As for color...well, the particular wavelength of the EM radiation (or energy of the photon) affects the color we see. When we look at the sun, we see a white color. (Please do not go check this by staring at the sun. Yes, the sun will look yellowish around the edges in particular kinds of weather, and kids tend to draw the sun as yellow, but the sun is actually radiating what we think of as white light.) That "white" light is actually the entire visible electromagnetic spectrum: red, orange, yellow, blue, green, indigo, and violet. To see that this is true, all you need is a glass prism that can split the light up into individual colors...or water droplets to do the same thing in the sky, making a rainbow. In any case, the color we see depends on the wavelength or energy of the EM radiation/photons.
So, now we need to bring all this together to explore what happens when light hits normal everyday objects. When "white" EM radiation (we'll avoid talking about the effects of colored light) hits an object, what happens depends on the structure of the molecules that the substance is made of. You see, the electrons in an atom or molecule can only "live" in certain places, at very specific distances from the various nuclei of the atoms that make up that molecule. When EM radiation/photons "hit" those electrons in the molecule, there are really two options. The first one is that there are electrons in the molecule that could jump to a new position if they absorb the exact amount of energy needed. In that case, parts of the EM radiation wave/some of the photons will get absorbed and disappear. In this case, as the electrons move away from the nuclei in the molecules, the molecules literally expand kinda like a balloon. As they press into the molecules around them as they expand, they start vibrating and jiggling faster, increasing the temperature and heat energy of the substance. The second one is that there aren't electrons that have a place to move to that will allow them to absorb the EM radiation/photons. In the second case, the EM radiation can either get reflected back or pass on through.
So, what does this really look like? Well, white light hits an object. Some of the waves/photons in that light get absorbed and turned into heat energy as electrons move and bounce around. The colors associated with those waves/photons are absorbed. They are gone. The remaining waves/photons are reflected back. THOSE remaining waves/photons are the colors we see when we look at the object. For example:
White light hits an object. That object has electrons that can absorb the wavelengths/photon energies associated with red, orange, yellow, indigo, and violet. The energy of those colors has gone into heating up the object or substance. The remaining colors of blue and green get reflected back, so when we look at it, we see a bluish-green color.
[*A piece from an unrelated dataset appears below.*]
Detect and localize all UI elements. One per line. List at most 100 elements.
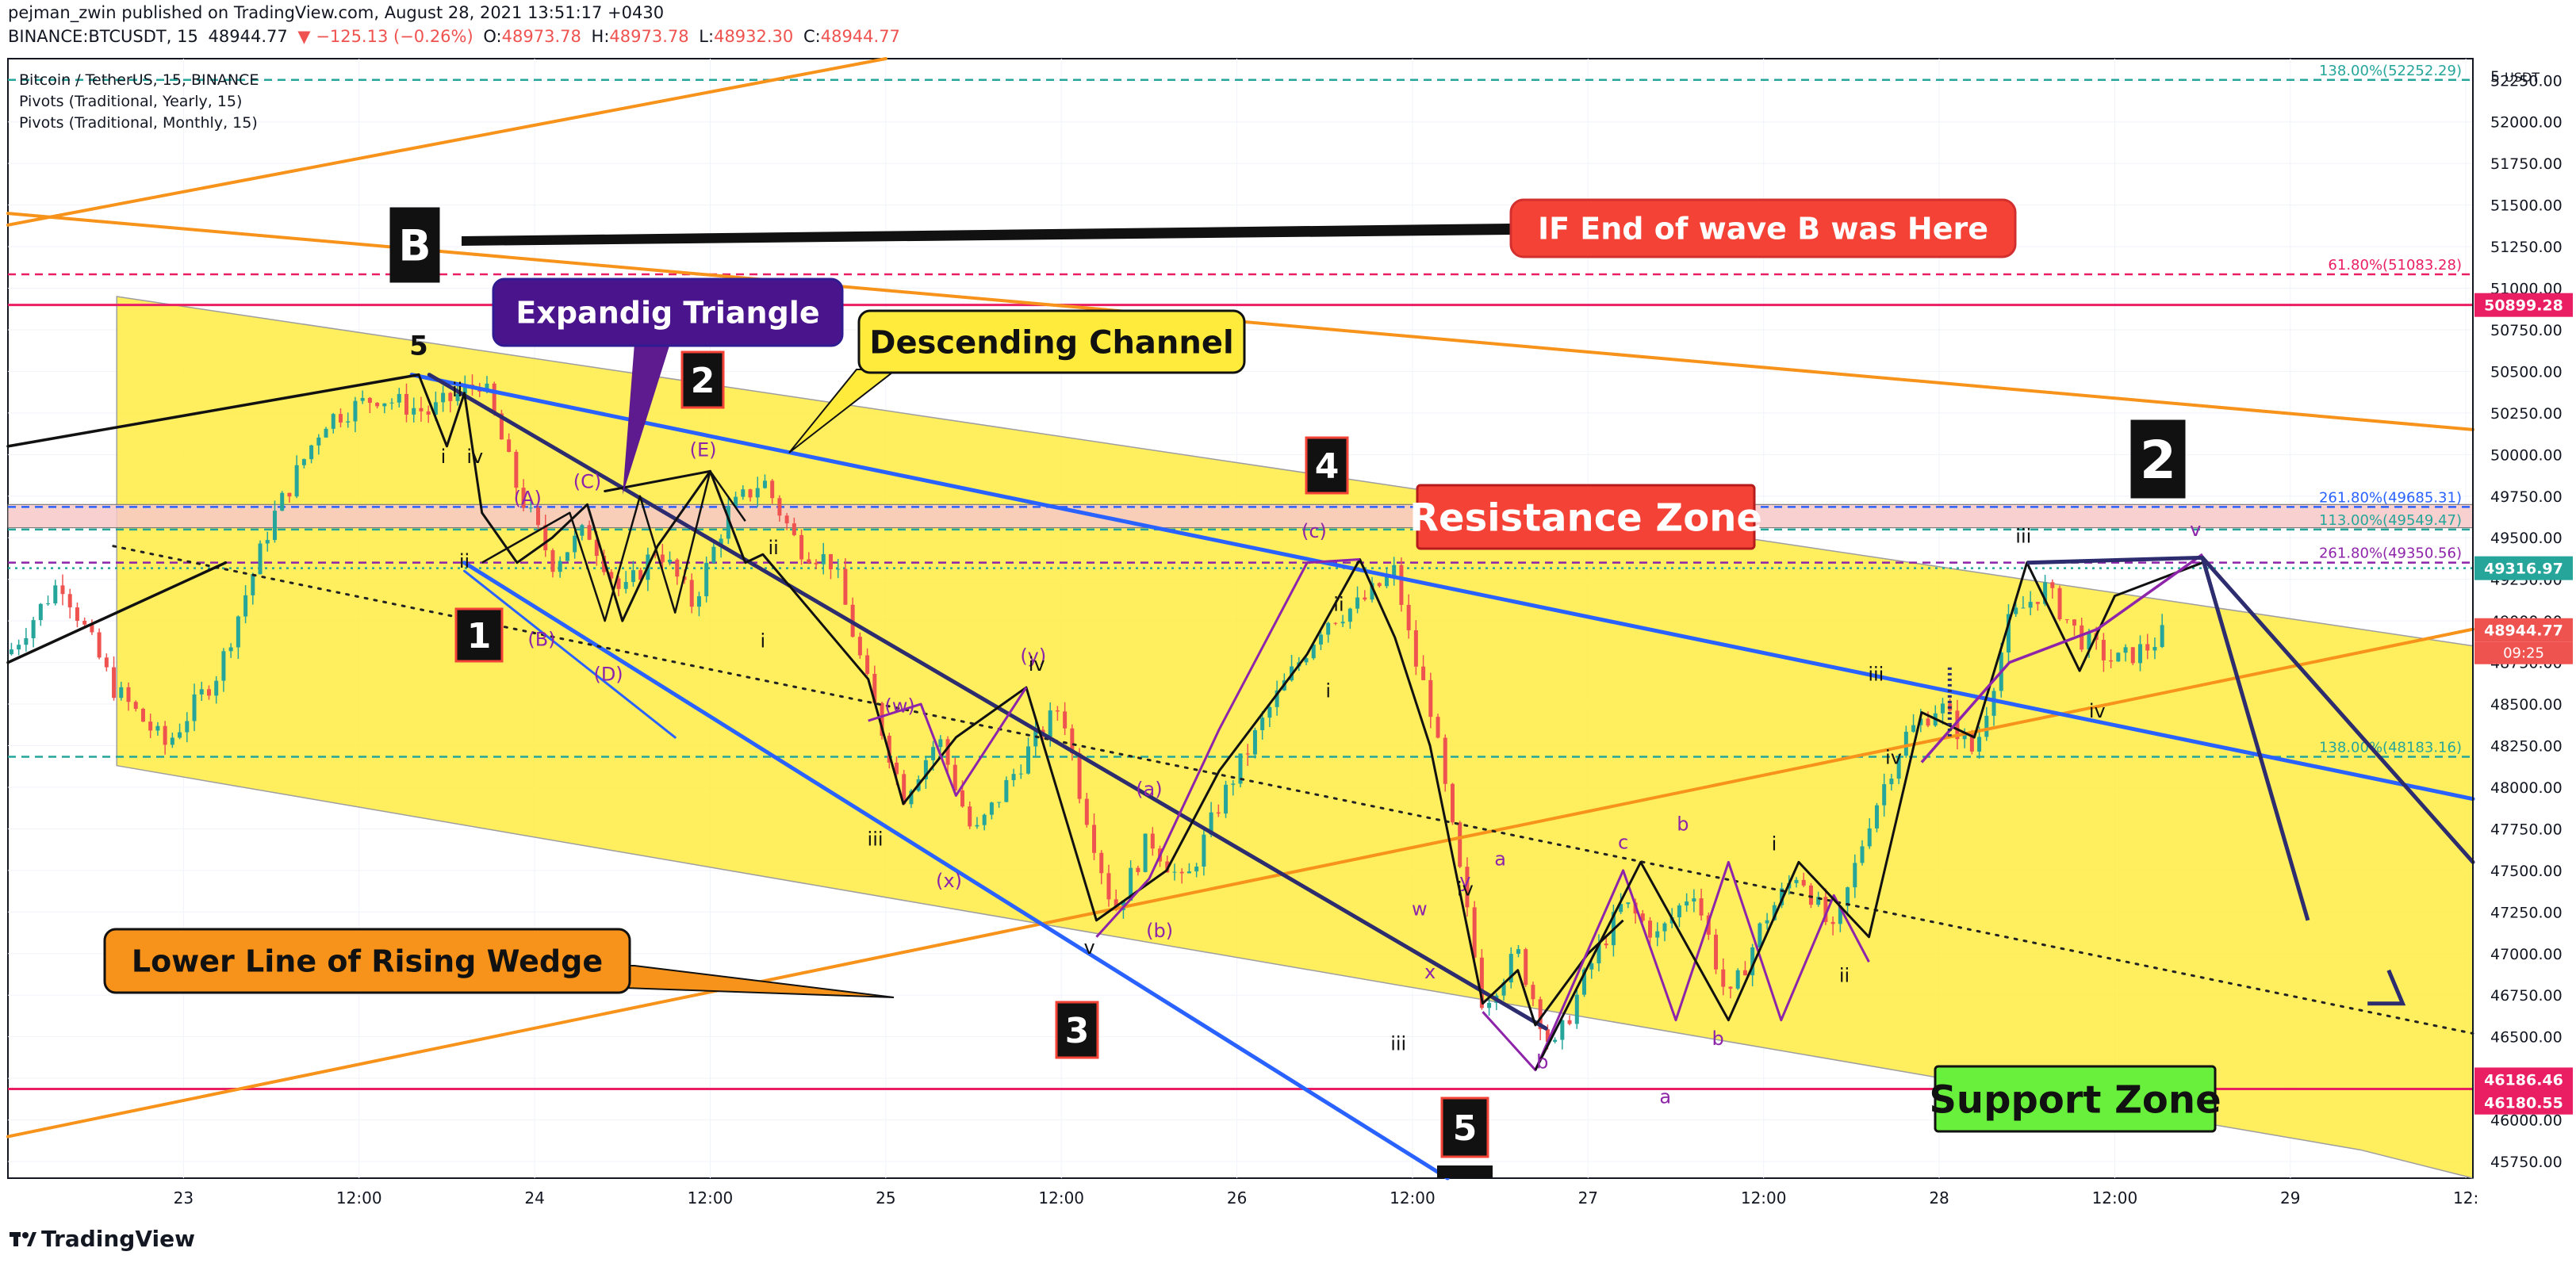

Now we can see what is happening with something black. When white light hits a black object, there are electrons in the molecules that make up that object that can absorb all the waves/photons/colors contained in the white light. All the colors/waves/photons of red, orange, yellow, blue, green, indigo, and violet get absorbed by electrons, which then change positions and cause the temperature to rise. No visible light gets reflected back, so we see the absence of visible light: blackness.
To sum up, black substances have the electrons in the right places to absorb all EM radiation. Everything absorbed gets converted into heat energy. And that is why black objects "absorb" more sunlight and get hotter. The moral of the story? If you want to stay cool on a sunny day, where white colors that will reflect most of the light back without converting it into heat energy.